These MME*.R scripts had two aims. First to to provide an independent validation of results presented in the paper, 
and second to demonstrate that methods 1, 2 and 3 for the complete omics case are equivalent. The implementation is not computationally efficient, 
and requires large amounts of memory and also takes some time to run. See details in each of the scripts.

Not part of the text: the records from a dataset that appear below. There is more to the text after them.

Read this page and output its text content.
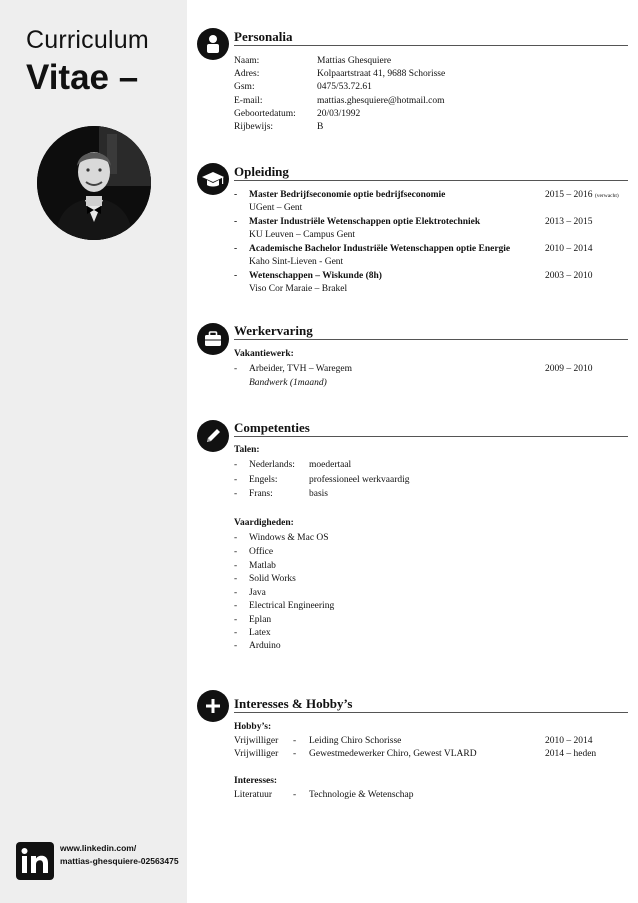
Curriculum
Vitae –
www.linkedin.com/
mattias-ghesquiere-02563475
Personalia
Naam:	Mattias Ghesquiere
Adres:	Kolpaartstraat 41, 9688 Schorisse
Gsm:	0475/53.72.61
E-mail:	mattias.ghesquiere@hotmail.com
Geboortedatum: 20/03/1992
Rijbewijs:	B
Opleiding
- Master Bedrijfseconomie optie bedrijfseconomie	2015 – 2016 (verwacht)
UGent – Gent
- Master Industriële Wetenschappen optie Elektrotechniek	2013 – 2015
KU Leuven – Campus Gent
- Academische Bachelor Industriële Wetenschappen optie Energie	2010 – 2014
Kaho Sint-Lieven - Gent
- Wetenschappen – Wiskunde (8h)	2003 – 2010
Viso Cor Maraie – Brakel
Werkervaring
Vakantiewerk:
- Arbeider, TVH – Waregem	2009 – 2010
Bandwerk (1maand)
Competenties
Talen:
- Nederlands: moedertaal
- Engels:	professioneel werkvaardig
- Frans:	basis
Vaardigheden:
- Windows & Mac OS
- Office
- Matlab
- Solid Works
- Java
- Electrical Engineering
- Eplan
- Latex
- Arduino
Interesses & Hobby’s
Hobby’s:
Vrijwilliger - Leiding Chiro Schorisse	2010 – 2014
Vrijwilliger - Gewestmedewerker Chiro, Gewest VLARD	2014 – heden
Interesses:
Literatuur - Technologie & Wetenschap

In these scripts, the omics expression is standardised such that omics for each feature has mean zero and variance 1/n.features. 
The implication is the omics similarity matrix has average of diagonal elements equal to 1, and sigma*2_g= h2m, sigma2e=1-h2m is be used for 
similarity matrices in the incomplete omics case. The ratio's needed in the MME are functions of c2m (microbiobility), h2m (heritability of omics)
and h2ar (residual heritability), and note the formula h2=c2m*h2m+h2ar from the paper. The ratios needed for the MME are
eta1 = var_epsilon/(c2m*var_y)= (1-c2m-h2ar)/c2m
eta2 = var_epsilon/var_ar = (1-c2m-h2ar)/h2ar
zeta = (1-h2m)/h2m

Input files (to be found at http://genoweb.toulouse.inra.fr/~alegarra/GOBLUP/) are
M.txt: omics expression levels
G: genomic relationship matrix
Gi: inverse of genomic relationship matrix
y: vector of phenotypes
tbv.txt: true genetic effects

Output files are 
EBV1, EBV2 and EBV3 (referring to methods 1 2 and 3 respectively) for the complete omics case.
EBVsmall (referring to method 2 on 4000 individuals), EBVss2 and EBVss3 (referring to extensions of method 2 and 3 respectively) for incomplete omics case.

The file results.R presents an investigation of results in terms of accuracy and dispersion bias. Here the file tbv.txt with true genetic effect is needed.